Soon as the idea seemed to have some merit after letting it and associated ideas roll around together in my head for a day or two and I realized I could turn that cliche phrase into something different - I got out my notebook. I created the character, and the pieces of the flag from there.
So the "on paper thing". Paper always happens first for me with poetry. And it's odd, because with fiction I always use a keyboard. But poetry, at least for me, requires a slower, and more intimate, relationship with the words. Each one seems to matter more and what the idea generates seems to flow more organically with pen in hand.
So I write what I know, which rarely has usable structure. I scribble all over it, rearrange parts, write in margins, then use that version as an outline and start on a fresh page, this time pulling the key elements to the forefront. Key pieces stand out at this moment and show themselves to be the bones of the piece.
Then I got through it again, this time strengthening the bits that work, killing the bits that don't. That's building the muscle for me. It's the flesh around the bones.
Next, I type it. It always changes from paper to screen, in the typing process I edit as i enter it.
The fine-toothed comb edits happen on screen. I read it several times and make minute changes to detail.
Then I post, at which point I absorb feedback, read it on my own a dozen more times and tweak structures, weak points, eliminate useless words.
Sometimes, as with something I wrote a while back called Clutches, I never got past the feedback and into what felt final. I did multiple paper versions, tweaked it mercilessly in pixel form, and still never felt like I had actually boiled it down to its best potency. (that one still bugs me). In the end, I was not able to use a scalpel for the fine edits, and did a really lousy hack job on the thing. It lost its melody to my ear and I couldn't really get a grip on it again.
Other times, something transforms from lots of chicken scratched, red-lined words into an actual poem.
some of the finer points of my process:
I often keep, for each individual piece, a little list of ideas I want to use to support the over-arching theme, metaphor. Some of them are phrases - others are just words which I believe are able to be symbols in the piece. The one that get used are the ones which can carry a metaphor, or provide a symbol, or even support a nice heavy double life for the piece.
Brunette Laundress was like that with it's last line "she folds". Those two words carried an enormous amount of poetic weight, and they needed to have the flexibility to be interpreted in more than one way.

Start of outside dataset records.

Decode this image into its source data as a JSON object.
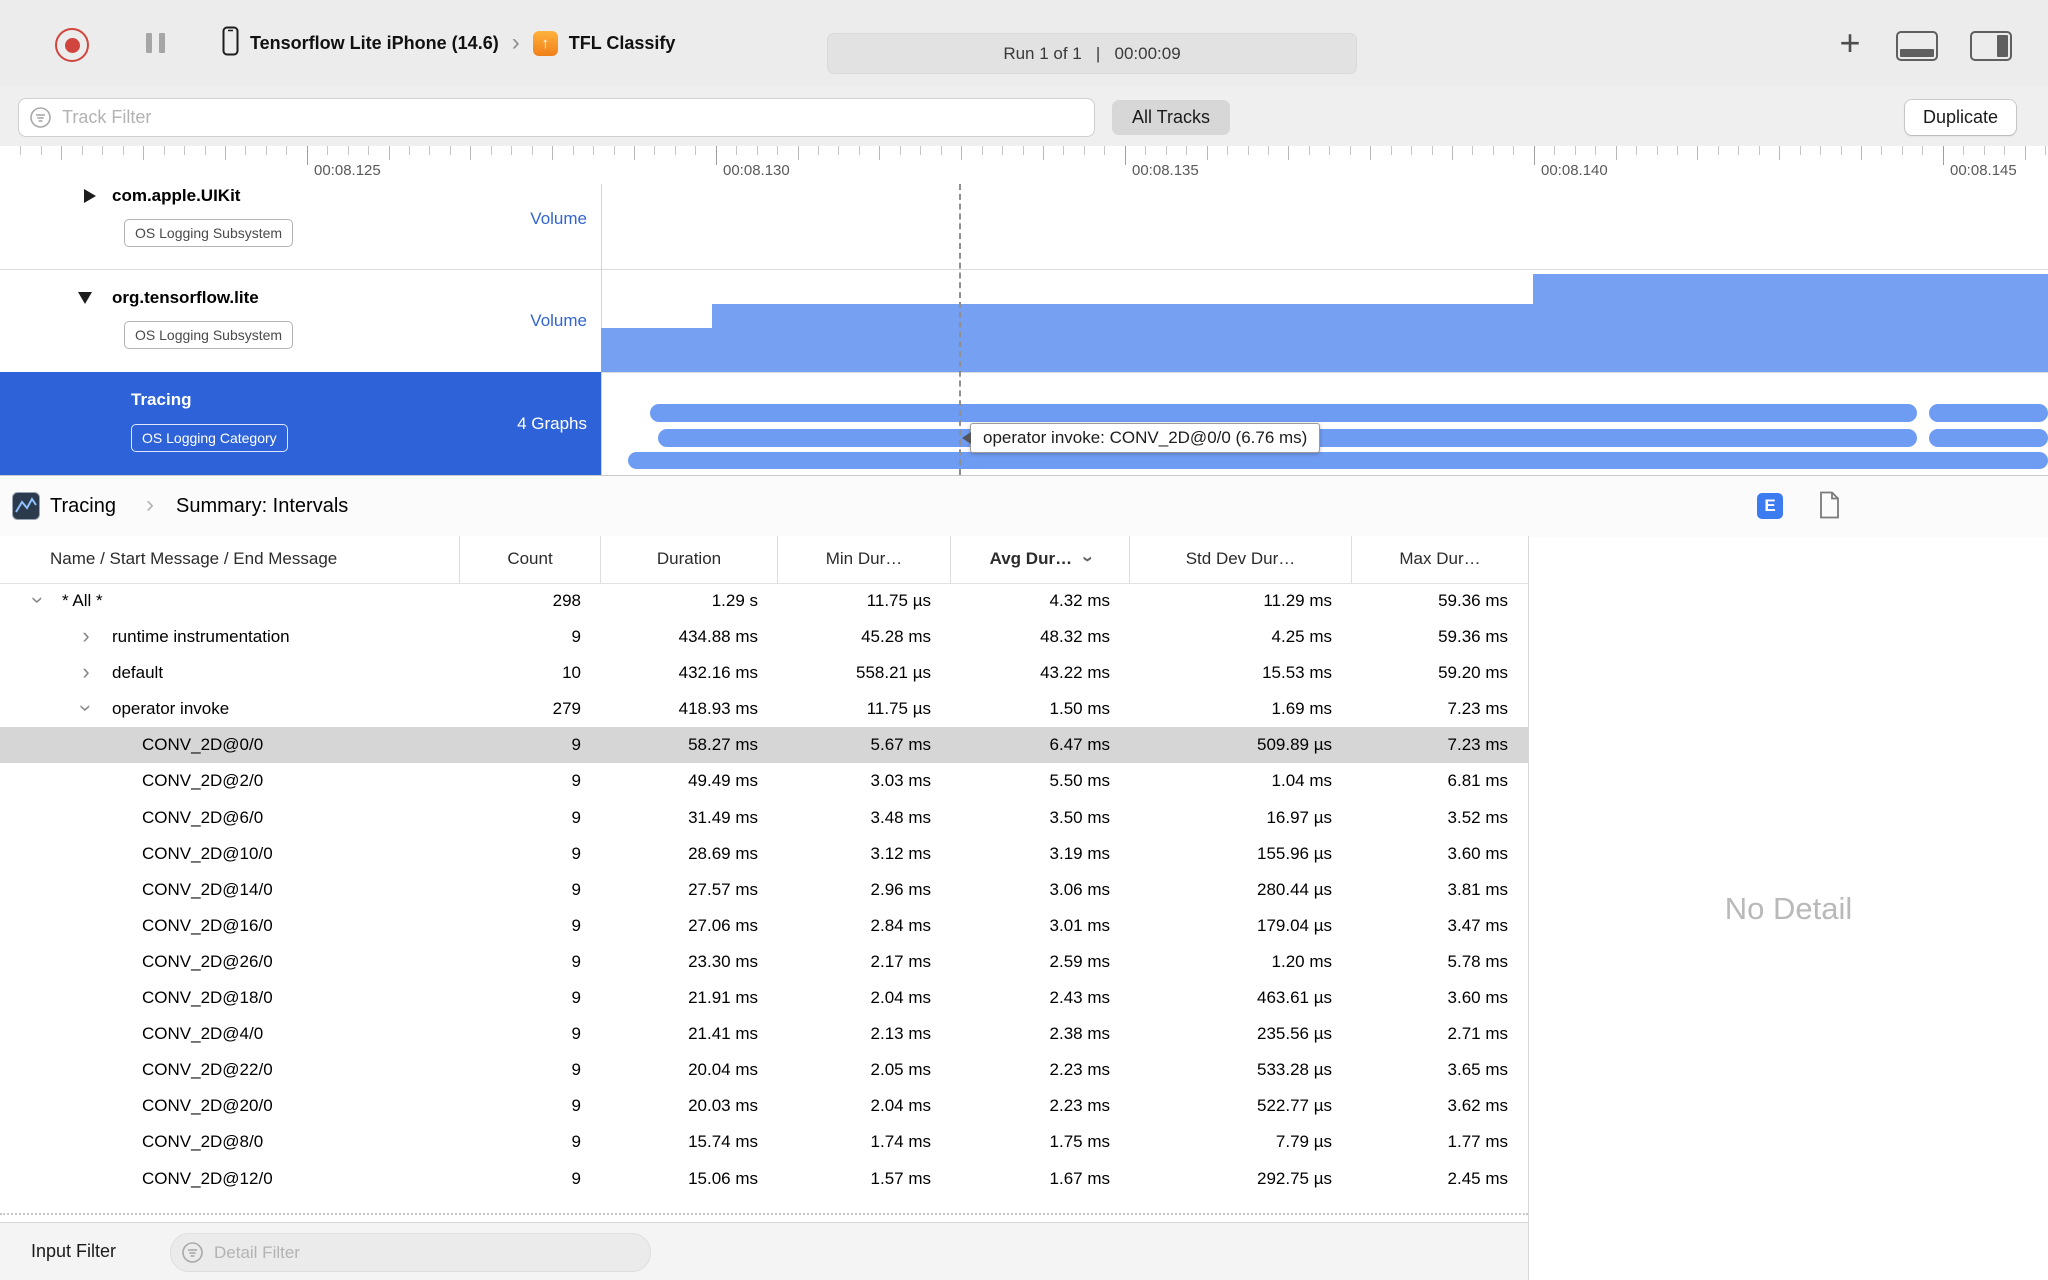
{
  "toolbar": {
    "device_name": "Tensorflow Lite iPhone (14.6)",
    "process_name": "TFL Classify",
    "run_status": "Run 1 of 1   |   00:00:09"
  },
  "filter_bar": {
    "track_filter_placeholder": "Track Filter",
    "all_tracks_label": "All Tracks",
    "duplicate_label": "Duplicate"
  },
  "ruler": {
    "labels": [
      "00:08.125",
      "00:08.130",
      "00:08.135",
      "00:08.140",
      "00:08.145"
    ]
  },
  "tracks": [
    {
      "name": "com.apple.UIKit",
      "badge": "OS Logging Subsystem",
      "meta": "Volume",
      "disclosure": "collapsed"
    },
    {
      "name": "org.tensorflow.lite",
      "badge": "OS Logging Subsystem",
      "meta": "Volume",
      "disclosure": "expanded"
    },
    {
      "name": "Tracing",
      "badge": "OS Logging Category",
      "meta": "4 Graphs",
      "selected": true
    }
  ],
  "tooltip_text": "operator invoke: CONV_2D@0/0 (6.76 ms)",
  "detail_header": {
    "instrument": "Tracing",
    "view": "Summary: Intervals",
    "e_badge": "E"
  },
  "table": {
    "columns": [
      {
        "label": "Name / Start Message / End Message"
      },
      {
        "label": "Count"
      },
      {
        "label": "Duration"
      },
      {
        "label": "Min Dur…"
      },
      {
        "label": "Avg Dur…",
        "sorted": true
      },
      {
        "label": "Std Dev Dur…"
      },
      {
        "label": "Max Dur…"
      }
    ],
    "rows": [
      {
        "indent": 0,
        "disclosure": "open",
        "name": "* All *",
        "count": "298",
        "duration": "1.29 s",
        "min": "11.75 µs",
        "avg": "4.32 ms",
        "std": "11.29 ms",
        "max": "59.36 ms"
      },
      {
        "indent": 1,
        "disclosure": "closed",
        "name": "runtime instrumentation",
        "count": "9",
        "duration": "434.88 ms",
        "min": "45.28 ms",
        "avg": "48.32 ms",
        "std": "4.25 ms",
        "max": "59.36 ms"
      },
      {
        "indent": 1,
        "disclosure": "closed",
        "name": "default",
        "count": "10",
        "duration": "432.16 ms",
        "min": "558.21 µs",
        "avg": "43.22 ms",
        "std": "15.53 ms",
        "max": "59.20 ms"
      },
      {
        "indent": 1,
        "disclosure": "open",
        "name": "operator invoke",
        "count": "279",
        "duration": "418.93 ms",
        "min": "11.75 µs",
        "avg": "1.50 ms",
        "std": "1.69 ms",
        "max": "7.23 ms"
      },
      {
        "indent": 2,
        "selected": true,
        "name": "CONV_2D@0/0",
        "count": "9",
        "duration": "58.27 ms",
        "min": "5.67 ms",
        "avg": "6.47 ms",
        "std": "509.89 µs",
        "max": "7.23 ms"
      },
      {
        "indent": 2,
        "name": "CONV_2D@2/0",
        "count": "9",
        "duration": "49.49 ms",
        "min": "3.03 ms",
        "avg": "5.50 ms",
        "std": "1.04 ms",
        "max": "6.81 ms"
      },
      {
        "indent": 2,
        "name": "CONV_2D@6/0",
        "count": "9",
        "duration": "31.49 ms",
        "min": "3.48 ms",
        "avg": "3.50 ms",
        "std": "16.97 µs",
        "max": "3.52 ms"
      },
      {
        "indent": 2,
        "name": "CONV_2D@10/0",
        "count": "9",
        "duration": "28.69 ms",
        "min": "3.12 ms",
        "avg": "3.19 ms",
        "std": "155.96 µs",
        "max": "3.60 ms"
      },
      {
        "indent": 2,
        "name": "CONV_2D@14/0",
        "count": "9",
        "duration": "27.57 ms",
        "min": "2.96 ms",
        "avg": "3.06 ms",
        "std": "280.44 µs",
        "max": "3.81 ms"
      },
      {
        "indent": 2,
        "name": "CONV_2D@16/0",
        "count": "9",
        "duration": "27.06 ms",
        "min": "2.84 ms",
        "avg": "3.01 ms",
        "std": "179.04 µs",
        "max": "3.47 ms"
      },
      {
        "indent": 2,
        "name": "CONV_2D@26/0",
        "count": "9",
        "duration": "23.30 ms",
        "min": "2.17 ms",
        "avg": "2.59 ms",
        "std": "1.20 ms",
        "max": "5.78 ms"
      },
      {
        "indent": 2,
        "name": "CONV_2D@18/0",
        "count": "9",
        "duration": "21.91 ms",
        "min": "2.04 ms",
        "avg": "2.43 ms",
        "std": "463.61 µs",
        "max": "3.60 ms"
      },
      {
        "indent": 2,
        "name": "CONV_2D@4/0",
        "count": "9",
        "duration": "21.41 ms",
        "min": "2.13 ms",
        "avg": "2.38 ms",
        "std": "235.56 µs",
        "max": "2.71 ms"
      },
      {
        "indent": 2,
        "name": "CONV_2D@22/0",
        "count": "9",
        "duration": "20.04 ms",
        "min": "2.05 ms",
        "avg": "2.23 ms",
        "std": "533.28 µs",
        "max": "3.65 ms"
      },
      {
        "indent": 2,
        "name": "CONV_2D@20/0",
        "count": "9",
        "duration": "20.03 ms",
        "min": "2.04 ms",
        "avg": "2.23 ms",
        "std": "522.77 µs",
        "max": "3.62 ms"
      },
      {
        "indent": 2,
        "name": "CONV_2D@8/0",
        "count": "9",
        "duration": "15.74 ms",
        "min": "1.74 ms",
        "avg": "1.75 ms",
        "std": "7.79 µs",
        "max": "1.77 ms"
      },
      {
        "indent": 2,
        "name": "CONV_2D@12/0",
        "count": "9",
        "duration": "15.06 ms",
        "min": "1.57 ms",
        "avg": "1.67 ms",
        "std": "292.75 µs",
        "max": "2.45 ms"
      }
    ]
  },
  "no_detail_text": "No Detail",
  "bottom_bar": {
    "input_filter_label": "Input Filter",
    "detail_filter_placeholder": "Detail Filter"
  },
  "icons": {
    "chevron": "›",
    "plus": "+"
  },
  "colors": {
    "selection_blue": "#2d62d9",
    "bar_blue": "#6f9cf3",
    "accent_blue": "#3d7bf0",
    "record_red": "#d0453e"
  }
}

Sometimes the word choice of one line would change the entire poem for me. Sort of like basing an entire outfit on the merit of an adorable pair of shoes.
Of course, lots of other things go into it. The musicality of the words, once the skeleton is on paper has everything to do with what gets chopped, rearranged or rewritten, and which parts of it thrive.
Ultimately, no matter how long it actually takes (one hour or three weeks) by the time it actually shows up for comment on AW, I've typically scribbled up multiple pages of notebook paper, and read the various versions dozens and dozens of times. I've edited it multiple times in a word doc, before I ever share. Once it is here, I might change it a dozen more times, because somehow, the imperfections show in the blue light of AW more sharply than they show at my own house. (something about that reminds me of the skinny mirrors in department stores, but we'll let that pass).